Advanced third section has more focused questions.

This broad-based computer-assisted diagnostic tool was developed in the 2006 at the University of Gulam Khan as an educational experiment. The system was designed to capture the expertise of the team of doctors, lead by Aleksandr Kavokin, MD, PhD. The Division of Research Resources and the University funded Symptomat. Other major collaborators on the project included Oleg Kavokin, MD, Alexey Kavokin, PhD *[1].

Development of Symptomat

For two years, Symptomat was the centerpiece of the Univesity course entitled “The Logic of Problem-Solving in Clinical Diagnosis.” Faculty experts encoded the findings of standard clinicoal questionnaires, lisitng possible diagnoses in internal medicine and surgery.

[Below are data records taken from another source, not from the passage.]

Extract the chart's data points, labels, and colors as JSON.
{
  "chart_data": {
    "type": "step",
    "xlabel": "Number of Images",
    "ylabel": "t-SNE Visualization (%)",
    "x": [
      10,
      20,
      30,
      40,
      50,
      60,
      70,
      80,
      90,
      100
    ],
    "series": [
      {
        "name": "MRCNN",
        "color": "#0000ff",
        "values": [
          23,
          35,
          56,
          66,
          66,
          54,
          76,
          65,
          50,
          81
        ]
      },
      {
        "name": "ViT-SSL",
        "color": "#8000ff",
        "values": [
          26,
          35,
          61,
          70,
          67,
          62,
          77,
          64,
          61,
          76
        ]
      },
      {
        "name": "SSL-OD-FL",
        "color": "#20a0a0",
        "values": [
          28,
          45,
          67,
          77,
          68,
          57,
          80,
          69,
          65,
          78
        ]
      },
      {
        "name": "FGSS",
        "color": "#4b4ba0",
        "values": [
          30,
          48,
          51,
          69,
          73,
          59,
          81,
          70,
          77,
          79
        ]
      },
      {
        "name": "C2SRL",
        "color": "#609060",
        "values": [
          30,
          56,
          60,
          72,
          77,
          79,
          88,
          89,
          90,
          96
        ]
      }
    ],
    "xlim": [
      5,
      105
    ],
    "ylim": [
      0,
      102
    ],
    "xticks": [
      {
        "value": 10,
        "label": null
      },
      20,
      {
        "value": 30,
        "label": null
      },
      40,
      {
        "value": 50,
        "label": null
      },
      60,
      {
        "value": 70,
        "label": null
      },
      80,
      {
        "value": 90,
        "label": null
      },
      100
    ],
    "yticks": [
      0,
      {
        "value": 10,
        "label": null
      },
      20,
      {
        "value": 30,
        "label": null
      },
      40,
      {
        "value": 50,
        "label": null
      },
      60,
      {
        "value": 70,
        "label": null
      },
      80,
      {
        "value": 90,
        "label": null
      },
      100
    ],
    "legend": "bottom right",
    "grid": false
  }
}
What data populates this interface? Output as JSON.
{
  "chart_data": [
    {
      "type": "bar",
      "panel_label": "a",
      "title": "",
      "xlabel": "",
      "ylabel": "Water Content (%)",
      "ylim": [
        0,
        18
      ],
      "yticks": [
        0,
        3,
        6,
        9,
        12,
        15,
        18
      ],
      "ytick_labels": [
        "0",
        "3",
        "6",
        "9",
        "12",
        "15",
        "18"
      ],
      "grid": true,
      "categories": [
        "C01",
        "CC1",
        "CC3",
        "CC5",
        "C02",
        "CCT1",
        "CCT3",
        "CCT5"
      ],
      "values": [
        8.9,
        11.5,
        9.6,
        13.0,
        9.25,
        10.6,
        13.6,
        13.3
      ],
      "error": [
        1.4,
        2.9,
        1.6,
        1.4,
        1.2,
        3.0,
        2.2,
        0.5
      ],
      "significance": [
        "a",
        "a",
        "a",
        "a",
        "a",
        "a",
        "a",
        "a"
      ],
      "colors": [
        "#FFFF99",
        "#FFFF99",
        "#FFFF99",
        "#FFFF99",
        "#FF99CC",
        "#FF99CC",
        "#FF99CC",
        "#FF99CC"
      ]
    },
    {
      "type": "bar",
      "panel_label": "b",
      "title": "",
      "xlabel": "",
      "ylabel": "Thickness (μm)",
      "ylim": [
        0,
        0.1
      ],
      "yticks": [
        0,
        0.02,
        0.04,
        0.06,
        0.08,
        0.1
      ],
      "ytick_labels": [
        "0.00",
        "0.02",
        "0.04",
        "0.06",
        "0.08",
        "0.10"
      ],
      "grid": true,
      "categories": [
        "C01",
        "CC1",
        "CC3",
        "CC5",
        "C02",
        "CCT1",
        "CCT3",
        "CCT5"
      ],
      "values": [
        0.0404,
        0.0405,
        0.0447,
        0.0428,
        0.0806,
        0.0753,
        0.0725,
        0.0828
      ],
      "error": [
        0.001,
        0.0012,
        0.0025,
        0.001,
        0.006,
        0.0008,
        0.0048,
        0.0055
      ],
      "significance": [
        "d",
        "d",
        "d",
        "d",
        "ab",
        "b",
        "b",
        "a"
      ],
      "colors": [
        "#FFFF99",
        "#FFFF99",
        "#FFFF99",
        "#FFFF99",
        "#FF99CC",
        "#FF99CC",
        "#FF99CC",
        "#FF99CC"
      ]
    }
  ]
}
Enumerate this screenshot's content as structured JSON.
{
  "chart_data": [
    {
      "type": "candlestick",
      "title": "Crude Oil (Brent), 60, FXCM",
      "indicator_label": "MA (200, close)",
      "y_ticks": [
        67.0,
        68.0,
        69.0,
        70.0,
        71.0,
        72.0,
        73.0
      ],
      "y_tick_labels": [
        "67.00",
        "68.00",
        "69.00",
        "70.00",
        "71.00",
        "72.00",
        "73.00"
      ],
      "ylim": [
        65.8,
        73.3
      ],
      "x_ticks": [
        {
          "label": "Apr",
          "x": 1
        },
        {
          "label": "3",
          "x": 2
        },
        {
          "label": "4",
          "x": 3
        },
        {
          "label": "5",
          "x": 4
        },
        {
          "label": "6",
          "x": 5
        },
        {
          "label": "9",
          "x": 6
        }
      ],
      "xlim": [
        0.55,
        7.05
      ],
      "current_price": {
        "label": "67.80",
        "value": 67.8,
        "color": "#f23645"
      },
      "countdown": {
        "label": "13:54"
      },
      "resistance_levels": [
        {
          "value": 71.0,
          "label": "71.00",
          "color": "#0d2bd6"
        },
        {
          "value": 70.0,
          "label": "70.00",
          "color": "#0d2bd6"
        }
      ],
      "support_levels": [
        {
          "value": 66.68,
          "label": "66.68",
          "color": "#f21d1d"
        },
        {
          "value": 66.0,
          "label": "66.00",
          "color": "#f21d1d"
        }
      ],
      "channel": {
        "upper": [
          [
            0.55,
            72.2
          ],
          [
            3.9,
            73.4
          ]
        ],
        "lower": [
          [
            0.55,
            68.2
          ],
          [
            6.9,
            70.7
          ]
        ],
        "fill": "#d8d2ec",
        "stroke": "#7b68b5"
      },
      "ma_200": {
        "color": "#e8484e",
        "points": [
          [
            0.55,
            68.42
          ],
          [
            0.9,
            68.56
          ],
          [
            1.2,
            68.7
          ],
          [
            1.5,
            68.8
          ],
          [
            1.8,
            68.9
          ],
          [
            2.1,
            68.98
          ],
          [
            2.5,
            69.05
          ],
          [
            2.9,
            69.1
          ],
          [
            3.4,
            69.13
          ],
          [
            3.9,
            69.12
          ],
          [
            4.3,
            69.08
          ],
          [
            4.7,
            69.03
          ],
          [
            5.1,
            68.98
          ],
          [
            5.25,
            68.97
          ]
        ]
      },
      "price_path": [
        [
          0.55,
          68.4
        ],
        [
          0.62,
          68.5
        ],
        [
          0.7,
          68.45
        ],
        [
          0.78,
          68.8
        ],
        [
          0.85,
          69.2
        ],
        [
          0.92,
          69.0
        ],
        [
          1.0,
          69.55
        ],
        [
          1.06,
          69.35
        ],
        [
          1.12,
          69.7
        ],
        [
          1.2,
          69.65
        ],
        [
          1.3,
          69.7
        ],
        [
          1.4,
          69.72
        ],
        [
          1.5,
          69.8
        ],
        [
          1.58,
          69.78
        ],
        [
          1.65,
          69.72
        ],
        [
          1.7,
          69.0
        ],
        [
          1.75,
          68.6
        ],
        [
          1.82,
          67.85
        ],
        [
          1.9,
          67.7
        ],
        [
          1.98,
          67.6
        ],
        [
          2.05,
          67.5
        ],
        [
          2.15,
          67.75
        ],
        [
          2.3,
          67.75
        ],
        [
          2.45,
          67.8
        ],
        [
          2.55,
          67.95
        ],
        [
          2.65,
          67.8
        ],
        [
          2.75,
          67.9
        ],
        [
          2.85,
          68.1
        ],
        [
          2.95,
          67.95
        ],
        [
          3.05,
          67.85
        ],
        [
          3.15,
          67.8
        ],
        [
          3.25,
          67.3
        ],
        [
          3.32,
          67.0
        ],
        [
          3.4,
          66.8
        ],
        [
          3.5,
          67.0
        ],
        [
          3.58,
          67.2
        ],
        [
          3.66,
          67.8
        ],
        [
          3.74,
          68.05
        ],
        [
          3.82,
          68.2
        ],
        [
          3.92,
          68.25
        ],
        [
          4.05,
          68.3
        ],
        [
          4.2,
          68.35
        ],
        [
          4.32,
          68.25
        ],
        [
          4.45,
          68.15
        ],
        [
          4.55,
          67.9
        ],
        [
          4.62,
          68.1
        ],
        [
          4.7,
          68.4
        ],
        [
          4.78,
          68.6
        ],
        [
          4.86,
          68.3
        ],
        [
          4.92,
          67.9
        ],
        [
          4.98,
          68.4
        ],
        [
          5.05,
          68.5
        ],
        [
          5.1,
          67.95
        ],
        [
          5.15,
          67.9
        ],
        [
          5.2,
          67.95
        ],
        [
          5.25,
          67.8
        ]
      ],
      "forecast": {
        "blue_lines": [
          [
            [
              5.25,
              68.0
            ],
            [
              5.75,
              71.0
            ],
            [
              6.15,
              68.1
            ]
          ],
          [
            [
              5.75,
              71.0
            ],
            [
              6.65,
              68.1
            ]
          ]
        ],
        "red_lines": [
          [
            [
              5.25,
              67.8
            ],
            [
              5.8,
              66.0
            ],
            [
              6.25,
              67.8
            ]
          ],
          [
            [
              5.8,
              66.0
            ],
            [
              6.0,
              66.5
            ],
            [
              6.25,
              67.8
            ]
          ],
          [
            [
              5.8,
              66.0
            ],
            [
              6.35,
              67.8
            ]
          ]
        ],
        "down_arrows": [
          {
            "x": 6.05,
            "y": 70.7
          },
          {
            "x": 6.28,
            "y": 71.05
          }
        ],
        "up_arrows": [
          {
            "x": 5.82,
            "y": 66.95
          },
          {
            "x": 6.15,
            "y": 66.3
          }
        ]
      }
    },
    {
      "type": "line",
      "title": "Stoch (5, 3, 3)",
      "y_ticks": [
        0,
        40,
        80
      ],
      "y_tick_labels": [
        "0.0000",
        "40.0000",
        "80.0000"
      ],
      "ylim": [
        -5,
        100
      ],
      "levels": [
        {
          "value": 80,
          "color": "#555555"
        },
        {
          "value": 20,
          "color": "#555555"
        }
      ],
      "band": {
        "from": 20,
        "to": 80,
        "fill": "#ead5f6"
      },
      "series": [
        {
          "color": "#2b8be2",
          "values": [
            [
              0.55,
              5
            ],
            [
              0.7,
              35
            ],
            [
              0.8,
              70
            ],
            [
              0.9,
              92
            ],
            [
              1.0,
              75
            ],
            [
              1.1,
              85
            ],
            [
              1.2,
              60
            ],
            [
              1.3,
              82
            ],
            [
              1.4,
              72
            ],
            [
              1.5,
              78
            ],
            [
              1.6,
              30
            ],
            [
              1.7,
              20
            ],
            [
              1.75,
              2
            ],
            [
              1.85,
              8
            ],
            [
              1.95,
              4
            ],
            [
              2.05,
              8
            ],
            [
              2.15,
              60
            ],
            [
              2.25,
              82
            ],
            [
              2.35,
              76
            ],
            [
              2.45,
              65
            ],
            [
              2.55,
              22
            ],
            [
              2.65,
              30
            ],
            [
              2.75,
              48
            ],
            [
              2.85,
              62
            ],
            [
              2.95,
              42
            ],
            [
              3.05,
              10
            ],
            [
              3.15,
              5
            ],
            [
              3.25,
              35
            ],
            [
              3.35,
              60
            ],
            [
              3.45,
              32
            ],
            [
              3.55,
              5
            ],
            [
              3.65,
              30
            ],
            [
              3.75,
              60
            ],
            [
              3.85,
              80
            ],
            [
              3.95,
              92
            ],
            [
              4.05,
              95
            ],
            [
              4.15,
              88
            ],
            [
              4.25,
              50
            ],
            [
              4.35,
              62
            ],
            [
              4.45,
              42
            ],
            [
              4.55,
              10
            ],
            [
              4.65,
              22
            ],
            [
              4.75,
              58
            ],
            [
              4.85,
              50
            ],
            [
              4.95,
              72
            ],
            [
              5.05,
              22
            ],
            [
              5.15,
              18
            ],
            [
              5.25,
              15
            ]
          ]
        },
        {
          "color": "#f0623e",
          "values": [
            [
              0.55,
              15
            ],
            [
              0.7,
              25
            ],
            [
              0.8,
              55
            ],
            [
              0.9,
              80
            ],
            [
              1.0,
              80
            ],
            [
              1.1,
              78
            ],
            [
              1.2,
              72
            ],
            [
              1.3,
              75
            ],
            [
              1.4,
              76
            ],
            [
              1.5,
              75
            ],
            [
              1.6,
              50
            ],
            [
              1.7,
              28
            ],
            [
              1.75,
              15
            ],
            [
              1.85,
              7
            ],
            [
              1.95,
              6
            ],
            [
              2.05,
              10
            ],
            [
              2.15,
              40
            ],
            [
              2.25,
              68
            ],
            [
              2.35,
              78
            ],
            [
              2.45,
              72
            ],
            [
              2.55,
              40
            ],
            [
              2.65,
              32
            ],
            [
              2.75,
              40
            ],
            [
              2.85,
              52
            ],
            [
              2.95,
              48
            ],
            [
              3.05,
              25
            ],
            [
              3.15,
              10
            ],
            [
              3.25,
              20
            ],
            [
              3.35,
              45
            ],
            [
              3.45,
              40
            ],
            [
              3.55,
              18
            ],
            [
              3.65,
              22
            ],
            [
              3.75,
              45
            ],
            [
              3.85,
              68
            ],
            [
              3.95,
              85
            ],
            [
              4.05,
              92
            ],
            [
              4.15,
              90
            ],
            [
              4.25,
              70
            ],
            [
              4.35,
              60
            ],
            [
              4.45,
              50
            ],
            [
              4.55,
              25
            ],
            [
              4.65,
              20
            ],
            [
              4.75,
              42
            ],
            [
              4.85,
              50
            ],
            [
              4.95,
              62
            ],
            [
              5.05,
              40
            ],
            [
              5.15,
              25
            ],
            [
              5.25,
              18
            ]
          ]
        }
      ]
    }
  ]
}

Data input into the system by operators included signs and symptoms, laboratory results, and other items of patient history. Symptomat uses a powerful ranking algorithm to reach diagnoses in the domain of medicine. The heuristic rules that drove Symptomat relied on a partitioning algorithm to create problems areas, and exclusion functions to eliminate diagnostic possibilities.

These rules, in turn, produce a list of ranked diagnoses based on disease profiles existing in the system’s memory.

Use of Symptomat

By the 2006, Symptomat was in experimental use as a consultant program and educational tool and went on-line. Symptomat designers hope that the system could one day become useful in remote environments—rural areas, where experts are in short supply or unavailable.

Competitors

The main competitors to Symptomat include CASNET, MYCIN, and PIP.

INTERNIST-I was a broad-based computer-assisted diagnostic tool developed in the early 1970s at the University of Pittsburgh as an educational experiment. The system was designed to capture the expertise of just one man, Jack D. Myers, MD, chairman of internal medicine in the Pittsburgh School of Medicine. The Division of Research Resources and the National Library of Medicine funded INTERNIST-I. Other major collaborators on the project included Randolph A. Miller, Harry E. Pople, and Victor Yu.